Fear restricts, handicaps and even ruins so many lives.
Fear is a bully and a terrorist. And fear has to be handled the way we handle bullies and terrorists: we don’t give in to them.
It’s as simple as a decision.
If you don’t want to be held to ransom by your fears, you have to decide every day that you won’t give them an inch. Because the nature of fear is that if you give it an inch, it will take a mile.
It really is that simple. (Which is not the same as easy. Two very different things!)
Fear tricks you. It’s a master of disguise. It’ll dress itself up as logic and reason, providing ample reasons not to do something and equipping you with all the obstacles you’ll ever need to completely block your own path. Fear has a problem for every solution and can come up with excuses till the cows come home.
Have you ever looked at something you’d deep down love to do and thought ‘oh I’d love to BUT’… ‘oh that sounds great but I CAN’T ’… ‘oh it’s not for me BECAUSE’…. And then you leave it there rather than figuring out a way around those obstacles? You let yourself off the hook because you found an adequate excuse?

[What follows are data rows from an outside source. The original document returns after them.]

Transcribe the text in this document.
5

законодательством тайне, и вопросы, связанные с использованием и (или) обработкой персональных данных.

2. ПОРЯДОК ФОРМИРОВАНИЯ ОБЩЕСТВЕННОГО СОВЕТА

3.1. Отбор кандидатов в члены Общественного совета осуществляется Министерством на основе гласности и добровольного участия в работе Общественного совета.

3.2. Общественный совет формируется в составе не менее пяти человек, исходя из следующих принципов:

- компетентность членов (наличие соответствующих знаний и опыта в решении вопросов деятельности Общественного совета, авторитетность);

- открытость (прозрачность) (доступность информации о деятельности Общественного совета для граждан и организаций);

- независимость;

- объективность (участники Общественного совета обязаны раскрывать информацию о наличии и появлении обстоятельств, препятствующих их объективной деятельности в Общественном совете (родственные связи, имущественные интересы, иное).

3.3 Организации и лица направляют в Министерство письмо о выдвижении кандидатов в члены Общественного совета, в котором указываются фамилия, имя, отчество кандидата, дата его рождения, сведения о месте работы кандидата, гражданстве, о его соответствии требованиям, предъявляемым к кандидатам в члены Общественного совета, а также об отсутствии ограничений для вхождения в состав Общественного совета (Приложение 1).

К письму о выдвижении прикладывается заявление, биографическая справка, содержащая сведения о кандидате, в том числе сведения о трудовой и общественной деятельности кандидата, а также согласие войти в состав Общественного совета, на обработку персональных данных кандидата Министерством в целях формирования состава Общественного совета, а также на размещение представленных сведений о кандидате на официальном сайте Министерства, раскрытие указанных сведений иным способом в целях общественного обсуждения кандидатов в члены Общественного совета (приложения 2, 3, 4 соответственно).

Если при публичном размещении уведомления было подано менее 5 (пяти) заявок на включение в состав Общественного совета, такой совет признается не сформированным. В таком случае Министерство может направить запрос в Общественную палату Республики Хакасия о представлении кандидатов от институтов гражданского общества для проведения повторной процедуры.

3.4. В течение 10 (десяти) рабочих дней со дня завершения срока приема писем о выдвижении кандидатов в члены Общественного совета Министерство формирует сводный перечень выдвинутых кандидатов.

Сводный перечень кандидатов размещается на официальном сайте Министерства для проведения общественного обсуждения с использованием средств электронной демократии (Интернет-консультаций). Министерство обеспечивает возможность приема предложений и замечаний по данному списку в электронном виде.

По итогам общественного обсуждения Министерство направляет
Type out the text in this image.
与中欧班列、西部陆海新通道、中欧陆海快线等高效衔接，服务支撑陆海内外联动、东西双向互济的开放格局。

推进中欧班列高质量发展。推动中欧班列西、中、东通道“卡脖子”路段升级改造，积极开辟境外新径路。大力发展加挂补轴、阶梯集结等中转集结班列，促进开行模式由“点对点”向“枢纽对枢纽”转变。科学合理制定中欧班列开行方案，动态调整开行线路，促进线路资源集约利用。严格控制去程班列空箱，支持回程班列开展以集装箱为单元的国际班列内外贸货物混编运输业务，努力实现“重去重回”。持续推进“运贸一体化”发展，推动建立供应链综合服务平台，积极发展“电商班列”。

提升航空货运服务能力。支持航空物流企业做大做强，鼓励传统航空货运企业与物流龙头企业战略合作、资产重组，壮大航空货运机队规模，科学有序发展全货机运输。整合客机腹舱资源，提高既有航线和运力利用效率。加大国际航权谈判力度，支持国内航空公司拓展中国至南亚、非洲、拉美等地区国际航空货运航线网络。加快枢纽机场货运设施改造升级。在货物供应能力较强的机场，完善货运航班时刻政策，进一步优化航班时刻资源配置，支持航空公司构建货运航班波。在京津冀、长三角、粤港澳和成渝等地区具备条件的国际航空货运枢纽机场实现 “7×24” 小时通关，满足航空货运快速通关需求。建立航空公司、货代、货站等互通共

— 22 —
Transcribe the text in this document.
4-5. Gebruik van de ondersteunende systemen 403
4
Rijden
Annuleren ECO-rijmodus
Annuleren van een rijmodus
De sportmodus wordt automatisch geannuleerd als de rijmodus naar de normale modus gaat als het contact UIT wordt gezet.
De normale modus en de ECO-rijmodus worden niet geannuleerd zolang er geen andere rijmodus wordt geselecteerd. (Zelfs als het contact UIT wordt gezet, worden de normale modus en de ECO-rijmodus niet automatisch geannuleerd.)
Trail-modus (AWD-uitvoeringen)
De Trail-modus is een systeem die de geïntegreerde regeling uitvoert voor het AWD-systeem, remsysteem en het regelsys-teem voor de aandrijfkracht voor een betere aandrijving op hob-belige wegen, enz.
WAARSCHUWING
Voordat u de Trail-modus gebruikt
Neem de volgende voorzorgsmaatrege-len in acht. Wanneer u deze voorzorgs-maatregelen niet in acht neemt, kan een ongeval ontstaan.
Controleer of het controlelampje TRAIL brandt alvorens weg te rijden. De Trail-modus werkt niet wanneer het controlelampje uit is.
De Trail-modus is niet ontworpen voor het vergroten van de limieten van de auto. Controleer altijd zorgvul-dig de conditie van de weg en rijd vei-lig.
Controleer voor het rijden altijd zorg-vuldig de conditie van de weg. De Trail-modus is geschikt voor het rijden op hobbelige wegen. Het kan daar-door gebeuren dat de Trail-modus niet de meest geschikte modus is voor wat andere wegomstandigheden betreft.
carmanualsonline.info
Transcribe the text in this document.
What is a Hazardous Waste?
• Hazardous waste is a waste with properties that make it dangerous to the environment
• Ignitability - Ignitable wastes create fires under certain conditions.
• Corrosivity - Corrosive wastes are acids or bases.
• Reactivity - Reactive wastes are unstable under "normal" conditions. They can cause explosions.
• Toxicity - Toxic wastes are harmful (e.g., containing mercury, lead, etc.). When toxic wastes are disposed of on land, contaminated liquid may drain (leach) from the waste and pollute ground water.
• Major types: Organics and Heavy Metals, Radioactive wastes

Uh-huh. And that’s because those are fear-based obstacles and excuses that fear really doesn’t want you to start workshopping ways around. In fact it will probably get pretty snappy if you – or anyone else – tries. Fear wants you safe and stuck and trapped in your box thank you very much. And every time you give in to fear you shrink a little bit, and it makes it that much harder to stand up to fear the next time.
But what are the consequences of giving into fear? Here’s a nasty little exercise. Picture yourself ten years from now, in a future where you’ve said ‘nah’ to ALL your fears, and done what you wanted to do in spite of them. Grab a pen and paper, set a timer for five minutes, and write freestyle about how that life, that version of you, looks, feels, behaves, lives. Don’t censor yourself, just write.
And now do the opposite. Write for five minutes about a future, ten years from now, where you keep giving into your fears and hiding from all the things that you’d like to do but which instead you invent obstacles and makes excuses around. Write freestyle about how that life, that version of you, looks, feels, behaves, lives.
Now, read through both versions.
I once heard it said that hell is where the person you are meets the person you could have become. That’s what giving in to fear does to a life.
Notice I don’t say it’s what fear itself does to a life. It’s what giving in to it does. Everyone has fear. It’s whether you stand up to it or give in, that makes all the difference.
When you give in to fear, all that happens is you avoid the feeling until next time. Trouble is, the more you give in, the more frequent the next times become, until you’re living in a perpetual state of fear. The very thing you’ve tried so hard to avoid becomes your permanent state.
When you stand up to fear and ‘do it anyway’, two things happen. One, you survive (yes, you will) and you realise that the fear itself was worse than the actual doing of the thing that you were fearful about. And two, you become a little less afraid of the next thing. Your fears become fewer, and smaller, the more you stand up to them.
Now clearly, if you’ve lived your life governed by fear up to this point, it’s a bit of an ask to suddenly do everything that you’ve ever backed away from, made excuses to avoid, or invented obstacles around. Courage – because that’s what standing up to fear is – is like a muscle, and you have to train it gradually by starting small, really small. What’s the smallest thing that you don’t do because of fear? Is there a food that you haven’t tried because you might not like it? Is there a route to work that you think might be quicker but it’s unfamiliar? Is there a class at the gym that you like the sound of but you hate being the newbie?
(I bet the ‘yes buts’ are starting up already, right?)
Remember the ten year exercise. Hell is where the person you are meets the person you could have become.
Your life in ten years is the sum of every little thing you do now. You write your own story, on the basis of how often you give in to fear – and so shrink a little – or how often you stand up to fear, gather up your courage and say: ‘Nah. No excuses, no obstacles – I’m doing it anyway’.